Shah, who has been authorised by Prime Minister Narendra Modi to preside over the exercise of nominating the chief minister, will make the announcement at 4pm at "Kamalam", the party's headquarters in Gandhinagar, state unit chief Vijay R. Rupani said on Thursday.

Rupani met the media this evening after Shah held a meeting with him and other senior state leaders including Nitin Patel who, party sources in Gandhinagar said, had emerged as the front-runner, unless there was a last-minute surprise.

Patel, a veteran legislator and senior minister, was by Rupani's side when he spoke to journalists. Asked later about his prospective elevation, he said: "The party's central leadership will decide who will be the CM."

Informed sources claimed he has begun accepting congratulatory messages and telling MLAs and BJP office-bearers he would function in a "spirit of consensus" and make himself accessible to them.

Patel apparently emerged as a "consensus" candidate for two reasons: Anandiben, who reportedly shared with her media confidants her "bitterness" over the circumstances in which she had to demit office, made it clear to the Prime Minister that neither Shah nor his "surrogate" Rupani would be acceptable to her.

"If, despite her objections, for some reason Shah is chosen as the CM, it means Modi no longer listens to Anandiben," said a Shah loyalist in Gujarat.

A source in Delhi close to Shah said: "I cannot divulge the name but Amitbhai is not going as the CM. This is final."

Secondly, the Patels, who form the BJP's political spine and have been upset with the party over the crackdown on the Patidar (Patel) agitation for reservation, had to be "mollified".

"I don't know if bringing in Nitin Patel is the best way of placating them but the BJP has no other option," a source said.

The name of another minister, Saurabh Patel, the finance, energy and petrochemicals minister and a Modi favourite, had also cropped up briefly as Anandiben's successor.
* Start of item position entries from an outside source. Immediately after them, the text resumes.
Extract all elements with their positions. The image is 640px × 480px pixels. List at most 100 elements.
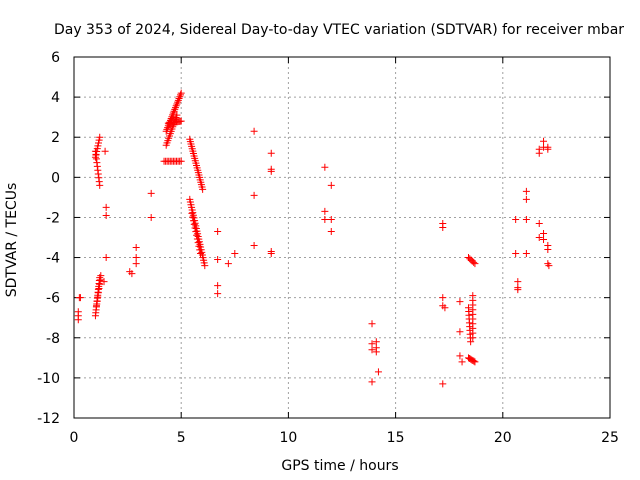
data-point (147, 213, 155, 221)
data-point (540, 229, 548, 237)
data-point (214, 256, 222, 264)
data-point (174, 96, 182, 104)
data-point (194, 239, 202, 247)
axes: 0 5 10 15 20 25 -12 -10 -8 -6 -4 -2 0 2 4 6 (37, 50, 619, 446)
data-point (439, 223, 447, 231)
data-point (196, 250, 204, 258)
data-point (522, 250, 530, 258)
data-point (169, 109, 177, 117)
data-point (93, 297, 101, 305)
data-point (188, 209, 196, 217)
data-point (470, 258, 478, 266)
x-tick-label: 20 (494, 430, 512, 446)
y-tick-label: -12 (37, 411, 60, 427)
grid (74, 57, 610, 418)
y-tick-label: -4 (46, 251, 60, 267)
data-point (514, 278, 522, 286)
data-point (100, 278, 108, 286)
data-point (250, 191, 258, 199)
data-point (96, 276, 104, 284)
data-point (231, 250, 239, 258)
y-tick-label: 6 (51, 50, 60, 66)
data-point (267, 149, 275, 157)
data-point (102, 203, 110, 211)
y-axis-label: SDTVAR / TECUs (4, 183, 20, 298)
data-point (327, 215, 335, 223)
data-point (267, 250, 275, 258)
data-point (368, 378, 376, 386)
data-point (439, 294, 447, 302)
data-point (535, 234, 543, 241)
x-tick-label: 5 (177, 430, 186, 446)
data-point (171, 105, 179, 113)
data-point (327, 181, 335, 189)
data-point (201, 262, 209, 270)
data-point (514, 286, 522, 294)
data-point (102, 254, 110, 262)
y-tick-label: -10 (37, 371, 60, 387)
data-point (191, 224, 199, 232)
x-tick-label: 25 (601, 430, 619, 446)
y-tick-label: -6 (46, 291, 60, 307)
data-point (173, 100, 181, 108)
data-point (97, 272, 105, 280)
plot-frame (73, 56, 611, 419)
data-point (132, 244, 140, 252)
data-point (170, 107, 178, 115)
y-tick-label: 4 (51, 90, 60, 106)
data-point (93, 302, 101, 310)
data-point (174, 98, 182, 106)
data-point (102, 211, 110, 219)
data-point (214, 227, 222, 235)
data-point (374, 368, 382, 376)
y-tick-label: 2 (51, 130, 60, 146)
data-point (214, 290, 222, 298)
x-tick-label: 15 (387, 430, 405, 446)
data-series (74, 89, 553, 388)
data-point (96, 181, 104, 189)
data-point (250, 127, 258, 135)
chart-title: Day 353 of 2024, Sidereal Day-to-day VTE… (54, 22, 624, 38)
y-tick-label: 0 (51, 170, 60, 186)
data-point (175, 95, 183, 103)
data-point (189, 213, 197, 221)
data-point (250, 242, 258, 250)
data-point (522, 187, 530, 195)
data-point (128, 270, 136, 278)
data-point (469, 334, 477, 342)
data-point (168, 113, 176, 121)
data-point (522, 215, 530, 223)
data-point (512, 215, 520, 223)
data-point (522, 195, 530, 203)
data-point (96, 133, 104, 141)
data-point (456, 352, 464, 360)
x-axis-label: GPS time / hours (281, 458, 398, 474)
data-point (535, 149, 543, 157)
data-point (372, 338, 380, 346)
data-point (467, 338, 475, 346)
data-point (176, 93, 184, 101)
data-point (471, 358, 479, 366)
data-point (96, 280, 104, 288)
data-point (535, 219, 543, 227)
data-point (132, 260, 140, 268)
data-point (544, 246, 552, 254)
data-point (214, 282, 222, 290)
data-point (76, 294, 84, 302)
data-point (368, 320, 376, 328)
data-point (164, 124, 172, 132)
data-point (193, 235, 201, 243)
data-point (458, 358, 466, 366)
data-point (321, 163, 329, 171)
data-point (167, 115, 175, 123)
data-point (224, 260, 232, 268)
x-tick-label: 0 (70, 430, 79, 446)
data-point (189, 217, 197, 225)
data-point (101, 147, 109, 155)
data-point (190, 220, 198, 228)
y-tick-label: -8 (46, 331, 60, 347)
data-point (95, 136, 103, 144)
data-point (94, 293, 102, 301)
data-point (74, 316, 82, 324)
But he reportedly ruled himself out.

Shah arrived in Ahmedabad this morning and promptly held a meeting with Rupani, Nitin Patel and the others. "Taking everybody's inputs was necessary because the Gujarat BJP is faction-ridden and every MLA holds a strong opinion on everything," said the source close to Shah.

He was welcomed at the airport with a slogan that the Gujarat BJP had coined for Modi: "Dekhi, dekho kaun aaya, Gujarat ka sher aaya (look, look who's come, Gujarat's lion has come)."

In the past too, leadership changes in the BJP have had a messy prelude and, sometimes, an unhappy ending.

Shah has directed all party legislators to show up at the BJP headquarters at noon today for a last session before announcing the name of the next chief minister.

Central minister Nitin Gadkari and BJP general secretary Saroj Pandey will be around as special observers to see the process through.